Divide and rule: Islamism should be understood in the context of “the unequal state of the world and disaffection with states that are ‘necessary’ but have become inconsistent because they are hamstrung by economic globalization and financial systems which they themselves put in place”, writes Olivier Mongin. Only if the West ends its “divide and rule” politics in the Arab countries can the Islamists be prevented from seizing power — something that is feared as much by many people in the countries that have risen up as by the West itself, writes Gérard Khoury.
The full table of contents of Esprit 12/2011
Basic versus applied research: the one interested purely in objective truth, the latter concerned primarily with practical and commercial use. A new issue of Gegenworte vigorously refutes this distinction. As such it reflects the spirit of German government research and innovation policy, which, according to a 2010 report, aims to “create leading markets” and “deepen collaboration between science and business”. Focussed on the “big five fields” — climate/energy, health/nutrition, mobility, security and communication — German high-tech strategy “contributes to solving the pressing global problems of our time, at the same time addressing the mega-markets of the twenty-first century”.
Günter Stock, physiologist, former board member of the pharmaceuticals company Schering and President of the Berlin-Brandenburg Academy of Sciences (the publisher of Gegenworte), cites a US study showing that 75 per cent of patent applications in the high-tech sector are based on state-funded basic research. Does this mean, Stock asks, that basic research can be defined as research that is unapplied but that one day could become applied? Or does unapplied research mean more that that?
“Particularly in medicine,” writes Stock, “these institutional boundaries no longer exist. Today, someone investigating the structure and function of a gene […] works both in the academic, state-funded sector as well as in industry. Industrial research, i.e. ‘applied research’, can’t afford not to register a patent as soon as possible — in other words at the level of the gene or the protein — in order to guarantee the right to development, and thereby to be able to keep up with the international competition. Equally, a basic researcher is concerned with the value of their work for reasons of self-interest alone, namely to have a solid commercial basis in case an application turns up at a later stage.”

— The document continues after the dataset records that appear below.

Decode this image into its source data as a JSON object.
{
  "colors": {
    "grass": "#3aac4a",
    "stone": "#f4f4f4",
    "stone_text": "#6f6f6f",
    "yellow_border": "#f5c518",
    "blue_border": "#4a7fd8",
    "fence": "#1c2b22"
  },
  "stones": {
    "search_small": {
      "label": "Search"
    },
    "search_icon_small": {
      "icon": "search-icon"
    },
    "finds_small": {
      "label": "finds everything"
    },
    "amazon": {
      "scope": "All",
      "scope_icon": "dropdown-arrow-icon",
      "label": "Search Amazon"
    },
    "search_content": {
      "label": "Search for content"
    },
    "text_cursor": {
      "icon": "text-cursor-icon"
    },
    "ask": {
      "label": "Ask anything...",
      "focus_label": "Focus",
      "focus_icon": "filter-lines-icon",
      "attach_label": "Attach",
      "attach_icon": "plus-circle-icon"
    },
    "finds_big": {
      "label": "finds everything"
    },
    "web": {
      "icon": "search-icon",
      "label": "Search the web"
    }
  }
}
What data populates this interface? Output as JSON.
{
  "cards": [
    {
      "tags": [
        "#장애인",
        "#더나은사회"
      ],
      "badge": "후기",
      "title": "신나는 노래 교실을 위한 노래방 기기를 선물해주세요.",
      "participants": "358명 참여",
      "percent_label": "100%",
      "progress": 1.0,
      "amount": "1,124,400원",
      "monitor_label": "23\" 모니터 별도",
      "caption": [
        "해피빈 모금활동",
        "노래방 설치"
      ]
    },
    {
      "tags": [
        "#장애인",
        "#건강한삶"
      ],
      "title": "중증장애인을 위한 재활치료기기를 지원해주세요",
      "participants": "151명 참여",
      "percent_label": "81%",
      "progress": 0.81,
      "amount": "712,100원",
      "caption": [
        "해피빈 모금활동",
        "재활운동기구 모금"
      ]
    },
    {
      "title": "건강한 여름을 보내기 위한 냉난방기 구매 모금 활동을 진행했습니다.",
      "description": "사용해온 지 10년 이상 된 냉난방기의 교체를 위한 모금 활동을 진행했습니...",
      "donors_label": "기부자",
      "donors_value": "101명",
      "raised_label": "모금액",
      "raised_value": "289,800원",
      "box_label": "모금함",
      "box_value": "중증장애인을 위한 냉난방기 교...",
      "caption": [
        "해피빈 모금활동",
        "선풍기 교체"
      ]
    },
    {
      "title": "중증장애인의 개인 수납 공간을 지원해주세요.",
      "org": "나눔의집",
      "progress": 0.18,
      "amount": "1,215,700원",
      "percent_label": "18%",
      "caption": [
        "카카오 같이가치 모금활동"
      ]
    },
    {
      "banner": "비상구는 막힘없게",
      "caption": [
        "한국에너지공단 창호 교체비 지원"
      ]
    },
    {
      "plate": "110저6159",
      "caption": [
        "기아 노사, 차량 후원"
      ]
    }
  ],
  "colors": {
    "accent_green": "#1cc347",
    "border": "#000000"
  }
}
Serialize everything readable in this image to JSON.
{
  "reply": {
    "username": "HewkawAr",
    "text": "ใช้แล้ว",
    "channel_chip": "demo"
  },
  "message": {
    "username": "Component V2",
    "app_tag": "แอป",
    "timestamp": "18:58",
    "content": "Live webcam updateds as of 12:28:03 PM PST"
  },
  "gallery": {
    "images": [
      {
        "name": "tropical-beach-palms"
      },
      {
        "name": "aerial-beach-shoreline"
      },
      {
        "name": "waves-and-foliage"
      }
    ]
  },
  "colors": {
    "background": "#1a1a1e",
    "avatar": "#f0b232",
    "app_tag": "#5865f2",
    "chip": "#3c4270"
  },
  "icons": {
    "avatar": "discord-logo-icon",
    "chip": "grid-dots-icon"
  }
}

Can an ethical distinction be made between basic and applied research? Should the one be funded by the state and the other not? “No”, writes Stock. “I firmly believe that these terms are outdated and, of course, that the distinction between ‘good’ and ‘bad’ research is too simple. […] In a world that depends on science, a world in which newly-won knowledge can be applied in extraordinary ways, we need to find new criteria and not persist with old schemata with their many connotations.”
The full table of contents of Gegenworte 26 (2011)
“Medical history is replete with examples of the benefits of a treatment being overhyped and potentially serious side-effects being buried, leading to poor decisions,” writes Deborah Cohen in an issue of Index looking at freedom of information. “This wastes public money and can cost human lives.” In many cases drugs are first licensed and then suspended from the market, despite there having been serious concerns from the start. This was the case with the diabetes drug Avandia, Cohen writes:
“In 1999, when the drug was first licensed, Dr John Buse, a professor of medicine at the University of North Carolina […] was concerned that while Avandia lowered blood sugar, it also caused an increased risk of heart problems.” Although “some say that open discussions and more transparency do not necessarily lead to better decisions, […] documents obtained from the European regulators under the FOIA (Freedom of Information Act) showed that advisers had concerns about Avandia’s side effects from the outset. And knowing about these could have lent support to other academics who were ‘intimidated’ by the company, according to a 2007 report by the US Senate Finance Committee.”
On the basis of these and other examples, Cohen makes the case that all results from medical trials need to be publicly available, in order to enable evidence-based policy making instead of policy-based evidence making.
Whistle stop: “Without the aberrant intervention of a whistle blower,” writes Peter Wilmshurst, “poor practise in institutions and misconduct by individuals are usually concealed. We need to understand why only a minority of people who are aware of matters of serious public concern, such as patient safety in the National Health Service or misconduct, are prepared to be whistleblowers, and the majority of people collude in a cover-up by self-censoring.”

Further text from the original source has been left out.